The good news is that Czech air traffic controllers might not go on strike next month after all, which could allow businessmen from around the world to peacefully converge upon Prague unhindered for the annual meeting of the International Monetary Fund and the World Bank. As PRAVO reports today, air traffic controllers at Prague International Airport have vehemently denied rumours of imminent strike action, although a dispute over pay, personnel policy and overtime work is still brewing. The paper notes that the Ministry of Transport and Communications is prepared for all contingencies, including perhaps the recruitment of air traffic controllers from abroad, should their Czech colleagues decide to team up with anti-globalisation protesters from around the world in wreaking havoc on the annual meeting.
The bad news is that if you are rich, you must be a thief, according to the Czech public that is. Most Czechs are convinced that the majority of their wealthy fellow citizens have accrued their riches in a less-than-honest way. This according to LIDOVE NOVINY, which reports that, as shown by a recent public opinion survey, seven Czechs in ten believe that only crooks and criminals have profited from the collapse of communism and the advent of capitalism more than a decade ago. Almost 80 percent of those polled by the STEM agency said they were worried by the widening of the gap between rich and poor. But the paper notes that envy and angst are the major factors of this conventional wisdom. Few Czechs will admit bearing grudges even against those who have grown rich thanks to their own skills, efforts and work ethics. And, menacingly, about 15 percent of those asked were convinced that no one had the right to be richer than the rest.
Corrupt!!! cries MLADA FRONTA DNES. Who's corrupt? The Czech Board of Radio and Television Broadcasting! The paper claims that upon resigning five years ago, one of its former members, a certain Jiri Koubek, was granted an interest-free loan of over one million crowns to buy a flat. The paper says it can produce evidence that Mr. Koubek hasn't even attempted to repay the loan, which he insists isn't true. The loan, the paper says, came from his new employer, Premiera Television, today known as TV Prima. That was shortly after this private company, initially broadcasting only in Prague and Central Bohemia, received essential nationwide frequencies. And who grants those frequencies? You guessed it: the Czech Board of Radio and Television Broadcasting.

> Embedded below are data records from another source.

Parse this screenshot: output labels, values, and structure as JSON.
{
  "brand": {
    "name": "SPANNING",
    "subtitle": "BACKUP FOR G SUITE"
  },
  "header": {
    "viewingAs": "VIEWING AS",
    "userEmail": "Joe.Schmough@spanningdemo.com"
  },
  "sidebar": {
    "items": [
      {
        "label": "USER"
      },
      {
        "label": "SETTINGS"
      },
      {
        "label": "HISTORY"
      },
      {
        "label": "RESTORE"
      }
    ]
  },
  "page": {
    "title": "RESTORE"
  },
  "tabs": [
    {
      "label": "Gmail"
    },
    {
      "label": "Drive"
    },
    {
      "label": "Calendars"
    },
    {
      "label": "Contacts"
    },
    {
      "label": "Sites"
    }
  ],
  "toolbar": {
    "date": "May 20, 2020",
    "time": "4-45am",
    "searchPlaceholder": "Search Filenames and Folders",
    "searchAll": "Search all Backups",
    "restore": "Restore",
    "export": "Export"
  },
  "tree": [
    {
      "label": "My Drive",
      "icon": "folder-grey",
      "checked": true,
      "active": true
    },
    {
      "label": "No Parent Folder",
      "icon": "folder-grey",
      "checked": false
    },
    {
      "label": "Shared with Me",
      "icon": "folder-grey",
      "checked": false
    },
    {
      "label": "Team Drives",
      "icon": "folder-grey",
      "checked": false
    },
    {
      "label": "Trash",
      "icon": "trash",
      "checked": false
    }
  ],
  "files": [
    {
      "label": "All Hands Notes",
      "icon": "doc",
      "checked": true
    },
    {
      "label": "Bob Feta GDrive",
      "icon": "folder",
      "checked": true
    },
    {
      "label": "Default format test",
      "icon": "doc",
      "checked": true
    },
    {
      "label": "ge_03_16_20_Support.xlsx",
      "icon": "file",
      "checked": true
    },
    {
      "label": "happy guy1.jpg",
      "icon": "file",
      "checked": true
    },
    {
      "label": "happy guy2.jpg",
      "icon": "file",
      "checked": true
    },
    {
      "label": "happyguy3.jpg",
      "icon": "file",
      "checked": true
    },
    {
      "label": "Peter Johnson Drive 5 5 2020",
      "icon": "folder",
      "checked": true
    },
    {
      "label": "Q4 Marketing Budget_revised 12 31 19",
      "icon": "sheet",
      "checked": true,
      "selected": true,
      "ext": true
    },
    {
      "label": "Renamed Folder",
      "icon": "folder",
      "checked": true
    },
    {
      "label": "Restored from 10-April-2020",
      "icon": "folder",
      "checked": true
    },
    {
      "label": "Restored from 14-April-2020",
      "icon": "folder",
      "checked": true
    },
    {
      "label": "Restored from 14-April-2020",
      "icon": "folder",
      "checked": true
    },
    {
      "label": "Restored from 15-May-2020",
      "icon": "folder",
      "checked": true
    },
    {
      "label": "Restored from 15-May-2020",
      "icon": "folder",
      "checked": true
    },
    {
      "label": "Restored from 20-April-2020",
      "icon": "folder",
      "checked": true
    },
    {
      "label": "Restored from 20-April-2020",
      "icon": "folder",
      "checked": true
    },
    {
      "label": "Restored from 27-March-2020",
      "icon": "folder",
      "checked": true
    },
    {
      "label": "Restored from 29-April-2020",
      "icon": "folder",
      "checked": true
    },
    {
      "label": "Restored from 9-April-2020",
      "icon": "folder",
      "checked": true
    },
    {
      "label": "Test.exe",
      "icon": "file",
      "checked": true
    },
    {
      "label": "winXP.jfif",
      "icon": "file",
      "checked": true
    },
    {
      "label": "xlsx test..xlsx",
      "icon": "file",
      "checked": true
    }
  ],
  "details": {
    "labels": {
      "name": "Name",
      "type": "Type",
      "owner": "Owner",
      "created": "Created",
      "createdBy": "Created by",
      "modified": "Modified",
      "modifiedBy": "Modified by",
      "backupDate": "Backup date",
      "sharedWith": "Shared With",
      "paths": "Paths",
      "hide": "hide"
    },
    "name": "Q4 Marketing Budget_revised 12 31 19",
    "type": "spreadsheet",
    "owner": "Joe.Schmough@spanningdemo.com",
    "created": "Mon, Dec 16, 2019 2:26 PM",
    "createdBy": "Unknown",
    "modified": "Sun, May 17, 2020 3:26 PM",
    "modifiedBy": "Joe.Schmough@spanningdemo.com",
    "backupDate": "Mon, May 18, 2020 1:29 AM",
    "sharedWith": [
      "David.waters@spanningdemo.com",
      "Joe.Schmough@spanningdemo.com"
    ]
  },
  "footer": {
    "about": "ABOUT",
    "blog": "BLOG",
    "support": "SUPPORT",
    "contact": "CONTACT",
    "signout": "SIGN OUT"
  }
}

And finally, Bonnie and Clyde are alive and well and living in Velke Bilovice near the East Moravian town of Breclav, close to the Slovak border. It was a silly thing to do, a 20-year-old man admitted to MLADA FRONTA DNES. We just wanted to prove it can be done. Earlier this month, he and his girlfriend, who is 19, attempted an armed robbery of a post office in the nearby village of Boleradice. They took a car, the girl, whose name was withheld, aimed a gun at the post office's single clerk and, apparently, some shooting ensued. The enterprising couple never got any money from the clerk. The modern-day Bonnie and Clyde are now facing trial and if convicted they could land themselves in jail for up to 10 years.